In 2008, the American Religious Identification Survey [ARIS]* found an 85% increase in people who self identify as atheists in less than 20 years. Virtually every main line church is reporting declines of 2-15% in membership over the same time.  15% of the US population now self identifies as “none.” The body of Christ is bleeding.

Adam Lee, who writes a blog called the Daylight Atheist, says “I’d love to say that [atheist’s] dazzling wit and slashing rhetorical attacks are persuading people to abandon organized religion in droves…But the truth is that the church’s wounds are largely self-inflicted."

The Barna Group has studied the Millennials to determine why they are leaving the church.** 59% of young adults raised in the church disconnect from church life for an extended period of time after age 15. The six main reasons were:
1) they feel they were getting an unsatisfying, shallow, inauthentic version of Christianity
2) they feel the church was overprotective
3) they perceive judgmental attitudes around sex and sexuality
4) they perceive “unfriendliness” to members grappling with doubt
5) they perceive “exclusivity” in Christian churches
6) the tense relationship between Christianity and science

Equally enlightening is a series of interviews of young adults who have maintained a connection to faith communities.*** They expressed that what they wanted was a community that encourages social justice, a place of creative and critical thinking, and a space free of judgment.

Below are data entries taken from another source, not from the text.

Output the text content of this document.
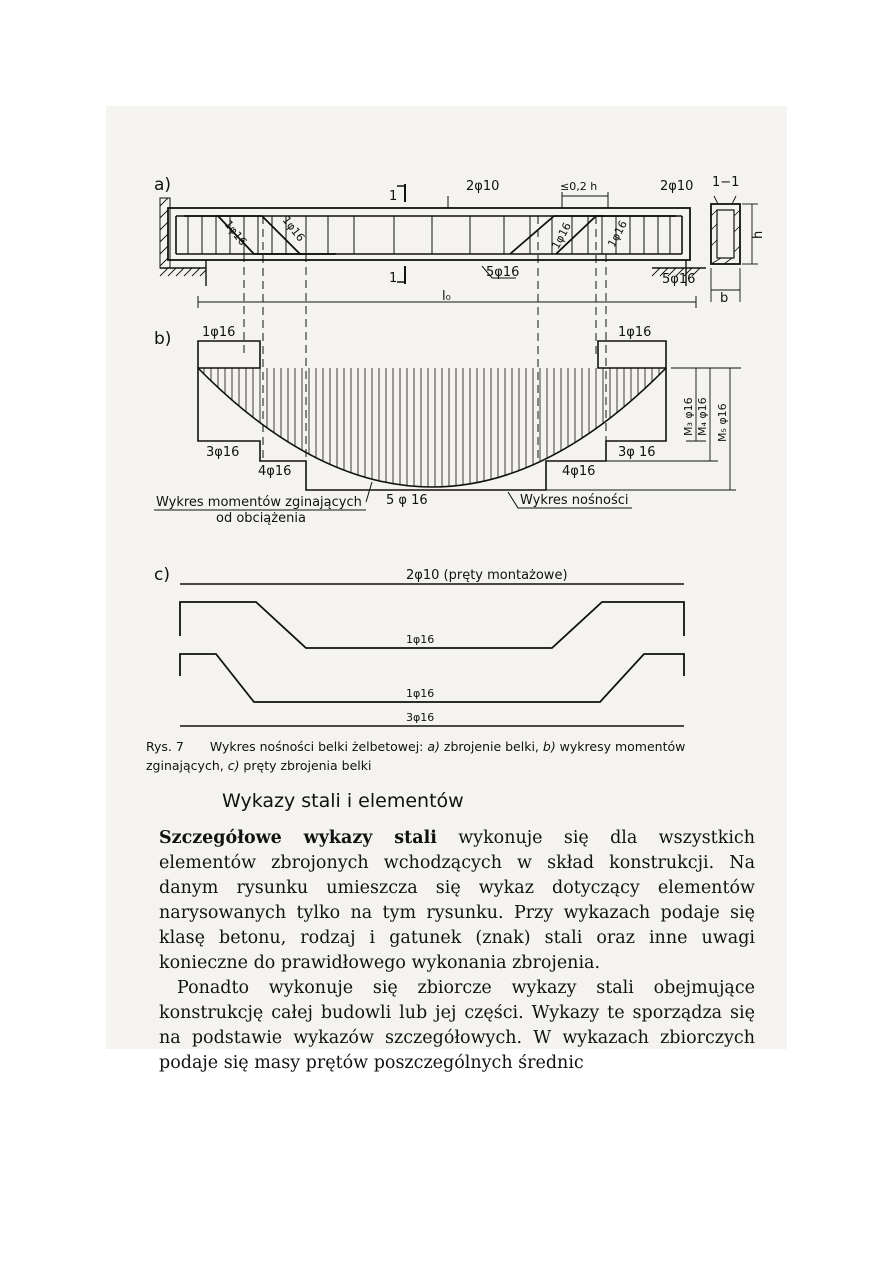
a)
b)
c)
1
1
2φ10	≤0,2 h	2φ10 1−1
h
b
5φ16	5φ16
l₀
1φ16	1φ16	1φ16	1φ16
1φ16	1φ16
3φ16
4φ16
5 φ 16
4φ16
3φ 16
M₃ φ16 M₄ φ16 M₅ φ16
Wykres momentów zginających
od obciążenia
Wykres nośności
2φ10 (pręty montażowe)
1φ16
1φ16
3φ16
Rys. 7 Wykres nośności belki żelbetowej: a) zbrojenie belki, b) wykresy momentów zginających, c) pręty zbrojenia belki
Wykazy stali i elementów

Szczegółowe wykazy stali wykonuje się dla wszystkich elementów zbrojonych wchodzących w skład konstrukcji. Na danym rysunku umieszcza się wykaz dotyczący elementów narysowanych tylko na tym rysunku. Przy wykazach podaje się klasę betonu, rodzaj i gatunek (znak) stali oraz inne uwagi konieczne do prawidłowego wykonania zbrojenia.

Ponadto wykonuje się zbiorcze wykazy stali obejmujące konstrukcję całej budowli lub jej części. Wykazy te sporządza się na podstawie wykazów szczegółowych. W wykazach zbiorczych podaje się masy prętów poszczególnych średnic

And that churches should “ focus their engagement on actions that serve the common good or speak up for the oppressed rather than  opposing a controversial issue because of theological objections.”

Some Christians wonder if the church should change to meet the needs and desires of society before becoming irrelevant. That is a myopic, perilous and unnecessary train of thought.

As I look back at the issues raised by those who left and those who remained, I am struck by how perceptive they are about a church that has lost its way. We are being called back to our roots by this generation, to do and to be what is required of us. They “get it”. Do Justice, Love Mercy and Walk Humbly with God. Everything else is incidental.  They want us to focus on the main things and keep the main things the main things. They have taken the core values to heart and call us on it when we have become hypocritical about them.  They are asking us to put blood on the word. They are asking us to lead as a servant leads – with patience, kindness, humility, respectfulness, selflessness, forgiveness, honesty and commitment.

Why Church? Because what we are called to do (see above) is HARD WORK! It is HARD to be just when we are confronted with choices every day between doing what is right and what is expedient/profitable/in our own self-interest. It is HARD to show mercy to everyone – especially the ones who hurt us or the ones we don’t think “deserve” it. It is HARD to walk humbly with God when we crave some certainty in our lives and when friends, co-workers or the culture dismisses our values.  It is HARD to practice patience, kindness, humility and so on -- ALL the time.

The church is the assembly of believers that nourishes and sustains me while I endeavor do the work of God in the world. It equips me, it centers me, it gives me strength in the proclaiming of the Gospel.  It picks me up when I fall.  It administers the sacraments to restore my soul.  If it didn’t/doesn’t do that then I’d have to agree that there doesn’t seem to be much point to it.

The Millennial part of the body of Christ is calling on the other parts to stop self-inflicting wounds and get back to doing what is required.

May the Lord so bless us.
Amen.

Paul S.

* http://commons.trincoll.edu/aris/about-aris/ - if you want to learn about the survey
** See You Lost Me: Why Young Christians are Leaving Church and Rethinking Church.